The government holds an 85.96 per cent stake in NHPC. The sale would help the company comply with the minimum 25 per cent public shareholding norm of market regulator Sebi.
The disinvestment department has selected three merchant bankers — Edelweiss Financial, IDFC Capital and HSBC Securities — to manage the NHPC stake sale.
The stake sale in ONGC, NHPC and CIL will help the government to meet its divestment target for 2014-15.
The government plans to mop up Rs 43,425 crore from selling stakes in PSUs and another Rs 15,000 crore from the sale of residual stake in the erstwhile government companies such as SUUTI, Balco and Hindustan Zinc.

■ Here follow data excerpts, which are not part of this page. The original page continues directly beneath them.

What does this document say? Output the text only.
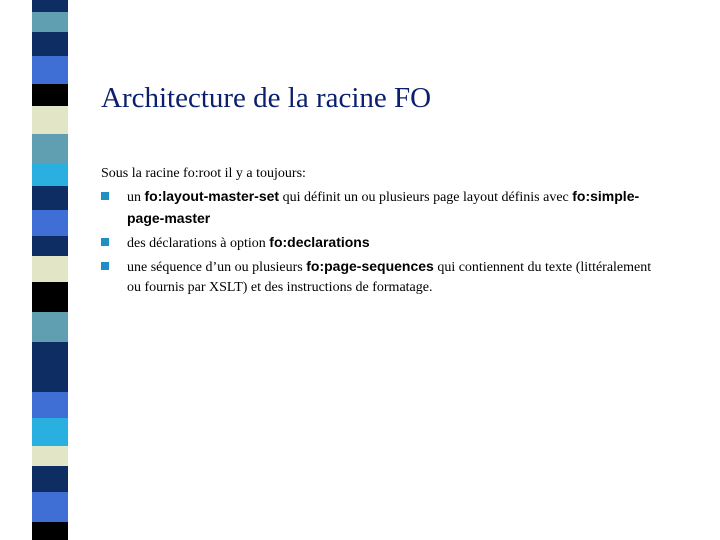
Architecture de la racine FO
Sous la racine fo:root il y a toujours:
un fo:layout-master-set qui définit un ou plusieurs page layout définis avec fo:simple-page-master
des déclarations à option fo:declarations
une séquence d’un ou plusieurs fo:page-sequences qui contiennent du texte (littéralement ou fournis par XSLT) et des instructions de formatage.
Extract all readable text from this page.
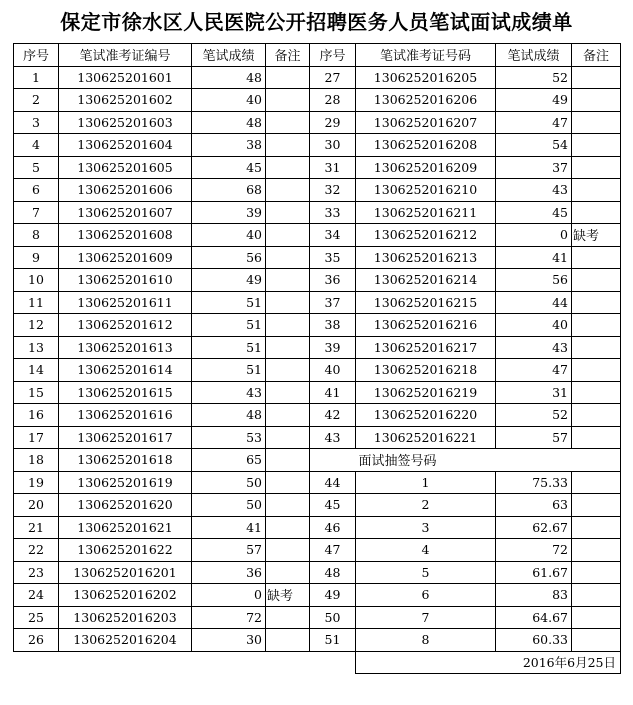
保定市徐水区人民医院公开招聘医务人员笔试面试成绩单
序号	笔试准考证编号	笔试成绩	备注	序号	笔试准考证号码	笔试成绩	备注
1	130625201601	48		27	1306252016205	52	
2	130625201602	40		28	1306252016206	49	
3	130625201603	48		29	1306252016207	47	
4	130625201604	38		30	1306252016208	54	
5	130625201605	45		31	1306252016209	37	
6	130625201606	68		32	1306252016210	43	
7	130625201607	39		33	1306252016211	45	
8	130625201608	40		34	1306252016212	0	缺考
9	130625201609	56		35	1306252016213	41	
10	130625201610	49		36	1306252016214	56	
11	130625201611	51		37	1306252016215	44	
12	130625201612	51		38	1306252016216	40	
13	130625201613	51		39	1306252016217	43	
14	130625201614	51		40	1306252016218	47	
15	130625201615	43		41	1306252016219	31	
16	130625201616	48		42	1306252016220	52	
17	130625201617	53		43	1306252016221	57	
18	130625201618	65			面试抽签号码		
19	130625201619	50		44	1	75.33	
20	130625201620	50		45	2	63	
21	130625201621	41		46	3	62.67	
22	130625201622	57		47	4	72	
23	1306252016201	36		48	5	61.67	
24	1306252016202	0	缺考	49	6	83	
25	1306252016203	72		50	7	64.67	
26	1306252016204	30		51	8	60.33	
					2016年6月25日		
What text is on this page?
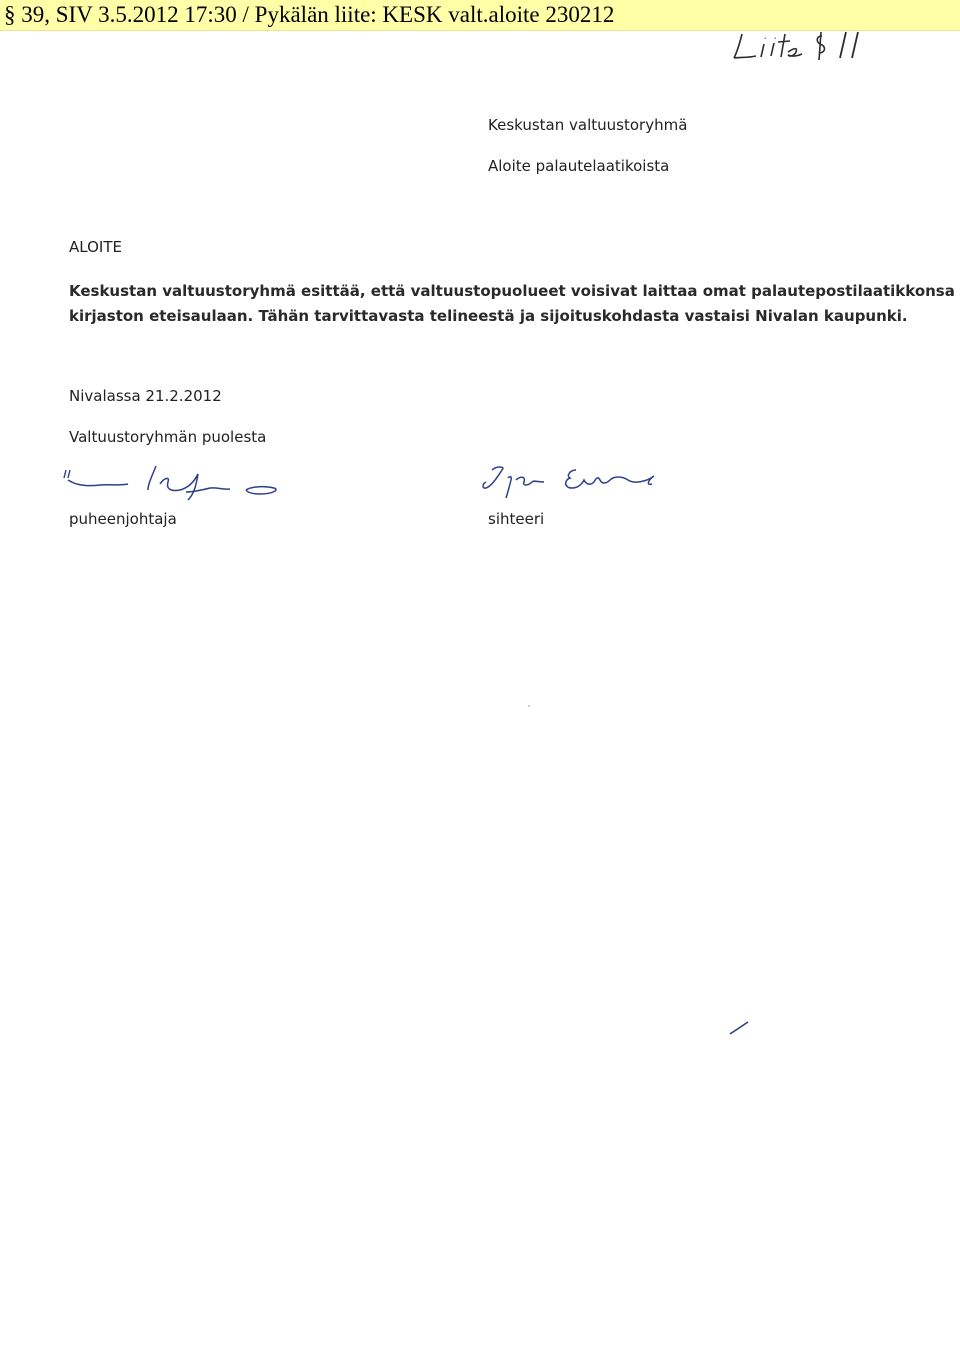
§ 39, SIV 3.5.2012 17:30 / Pykälän liite: KESK valt.aloite 230212
Keskustan valtuustoryhmä
Aloite palautelaatikoista
ALOITE
Keskustan valtuustoryhmä esittää, että valtuustopuolueet voisivat laittaa omat palautepostilaatikkonsa
kirjaston eteisaulaan. Tähän tarvittavasta telineestä ja sijoituskohdasta vastaisi Nivalan kaupunki.
Nivalassa 21.2.2012
Valtuustoryhmän puolesta
puheenjohtaja	sihteeri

The previous government had also cleared a sale in SAIL and according to sources, the 5 per cent divestment in the state-owned steel maker was likely to hit the markets this month.
The sale of 5 per cent stake or about 20.65 crore shares of SAIL at the current market price of around Rs 80.95 apiece would fetch the exchequer over Rs 1,600 crore.
The cabinet had in July 2012 approved a 10.82 per cent stake sale in SAIL. Accordingly, the first tranche of 5.82 per cent was sold in March 2013.
The government has missed its selloff targets for five consecutive financial years. In 2010-11 and 2011-12, it had raised Rs 22,144 crore and Rs 13,894 crore, respectively, through divestment, against the budgeted target of Rs 40,000 crore in each year. In 2012-13, it sold shares worth Rs Rs 23,956 crore against the target of Rs 30,000 crore.
In 2013-14, the government could raise Rs 16,027 crore against the budgeted target of Rs 40,000 crore. The target in the revised estimates was scaled down to Rs 16,027 crore.